I carried that blank notepad with me all summer.

Everything in life has an aging curve. I had grown accustomed as a child to an older peer group, and so I compared myself to adults I saw on television and in books. When I learned the guitar in ninth grade, it never occurred to be to assemble a band; I wasn’t good enough to be in a band. So I just practiced alone at home, waiting to sound amazing. I was willing to lumber through the awkward developmental stages of any new skill, but I wanted to keep them hidden, save my public release until I was fully-formed. I spent my twenties writing first pages of novels and then putting them away, unread. Lacking collaboration or feedback, I stagnated.

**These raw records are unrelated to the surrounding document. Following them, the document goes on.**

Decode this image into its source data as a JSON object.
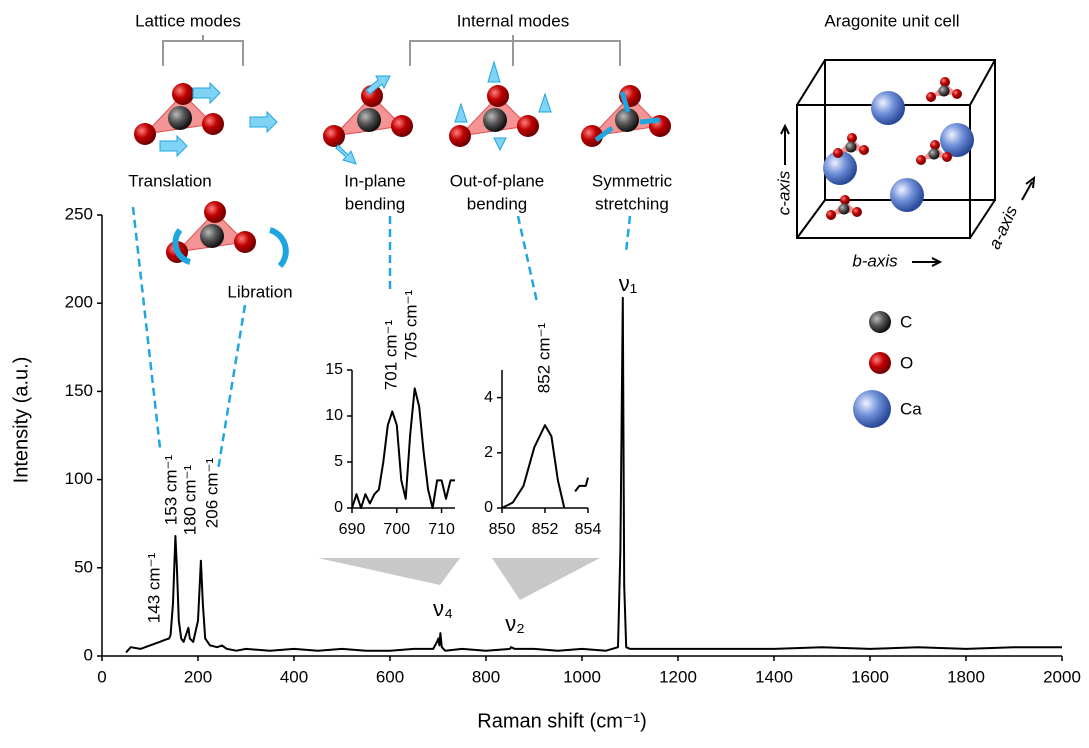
{
  "chart_data": [
    {
      "type": "line",
      "x_label": "Raman shift (cm⁻¹)",
      "y_label": "Intensity (a.u.)",
      "xlim": [
        0,
        2000
      ],
      "xticks": [
        0,
        200,
        400,
        600,
        800,
        1000,
        1200,
        1400,
        1600,
        1800,
        2000
      ],
      "ylim": [
        0,
        250
      ],
      "yticks": [
        0,
        50,
        100,
        150,
        200,
        250
      ],
      "series": [
        {
          "color": "#000000",
          "x": [
            50,
            60,
            80,
            100,
            120,
            130,
            140,
            143,
            148,
            153,
            156,
            160,
            165,
            170,
            175,
            180,
            183,
            190,
            200,
            206,
            210,
            215,
            225,
            240,
            250,
            260,
            280,
            300,
            350,
            400,
            450,
            500,
            550,
            600,
            650,
            690,
            698,
            701,
            703,
            705,
            708,
            715,
            750,
            800,
            850,
            852,
            860,
            900,
            950,
            1000,
            1050,
            1075,
            1080,
            1085,
            1088,
            1092,
            1100,
            1200,
            1300,
            1400,
            1500,
            1600,
            1700,
            1800,
            1900,
            2000
          ],
          "values": [
            2,
            5,
            4,
            6,
            8,
            9,
            10,
            12,
            30,
            68,
            50,
            20,
            10,
            8,
            12,
            16,
            10,
            8,
            20,
            54,
            30,
            10,
            6,
            5,
            6,
            4,
            3,
            4,
            3,
            4,
            3,
            4,
            3,
            3,
            4,
            4,
            8,
            10,
            6,
            13,
            5,
            3,
            4,
            3,
            4,
            5,
            4,
            4,
            3,
            4,
            3,
            5,
            60,
            203,
            40,
            5,
            4,
            4,
            4,
            4,
            5,
            4,
            5,
            4,
            5,
            5
          ]
        }
      ],
      "annotations": [
        "143 cm⁻¹",
        "153 cm⁻¹",
        "180 cm⁻¹",
        "206 cm⁻¹",
        "ν₁",
        "ν₄",
        "ν₂"
      ]
    },
    {
      "type": "line",
      "xlim": [
        690,
        713
      ],
      "xticks": [
        690,
        700,
        710
      ],
      "ylim": [
        0,
        15
      ],
      "yticks": [
        0,
        5,
        10,
        15
      ],
      "series": [
        {
          "color": "#000000",
          "x": [
            690,
            691,
            692,
            693,
            694,
            695,
            696,
            697,
            698,
            699,
            700,
            701,
            702,
            703,
            704,
            705,
            706,
            707,
            708,
            709,
            710,
            711,
            712,
            713
          ],
          "values": [
            0,
            1.5,
            0,
            1.5,
            0.5,
            1.5,
            2,
            5,
            9,
            10.5,
            9,
            3,
            1,
            8,
            13,
            11,
            6,
            2,
            0,
            3,
            3,
            1,
            3,
            3
          ]
        }
      ],
      "annotations": [
        "701 cm⁻¹",
        "705 cm⁻¹"
      ]
    },
    {
      "type": "line",
      "xlim": [
        850,
        854
      ],
      "xticks": [
        850,
        852,
        854
      ],
      "ylim": [
        0,
        5
      ],
      "yticks": [
        0,
        2,
        4
      ],
      "series": [
        {
          "color": "#000000",
          "x": [
            850,
            850.5,
            851,
            851.5,
            852,
            852.3,
            852.6,
            852.9,
            853.2,
            853.4,
            853.6,
            853.9,
            854
          ],
          "values": [
            0,
            0.2,
            0.8,
            2.2,
            3,
            2.6,
            1,
            0,
            null,
            0.6,
            0.8,
            0.8,
            1.1
          ]
        }
      ],
      "annotations": [
        "852 cm⁻¹"
      ]
    }
  ],
  "diagram": {
    "lattice_modes": "Lattice modes",
    "internal_modes": "Internal modes",
    "unit_cell_title": "Aragonite unit cell",
    "translation": "Translation",
    "libration": "Libration",
    "in_plane": [
      "In-plane",
      "bending"
    ],
    "out_of_plane": [
      "Out-of-plane",
      "bending"
    ],
    "symmetric": [
      "Symmetric",
      "stretching"
    ],
    "c_axis": "c-axis",
    "b_axis": "b-axis",
    "a_axis": "a-axis",
    "legend": [
      "C",
      "O",
      "Ca"
    ]
  }
}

Everything has an aging curve, even tweeting. When I first joined Twitter, one of my less flattering character traits was a love of making jokes about former Mariners pseudo-prospect Carlos Peguero:

Peguero was the easiest target in the world for the 2012 baseball comedian-in-training: an oversized and unidimensional masher whose swing compared favorably to a Punch-Out character. He was the perfect symbol of those early-10s Mariners, so blindly optimistic, so try-hard, swinging and missing before the ball left the pitcher’s hand. He was the first baseball player constructed entirely out of gallows humor.

It wasn’t ludicrous that Carlos Peguero would make his way overseas; it was just assumed, a part of the circle of life. One could chalk amy success up, if one were bitter, to the talent discrepancy between the leagues. But it’s also possible that Peguero simply had to do his failing in front of us, that our role as naysayers and cheap jokesmiths was every bit as pathetic and important as his own strikeouts. We could toy with the notion he might succeed, but we never considered he might just improve.

(A better, unembeddable version can be found here.)

Carlos Peguero hit .281/.356/.490 last year for the Tohoku Rakuten Golden Eagles. At age 30, he’d finally found his place. It took me longer than that.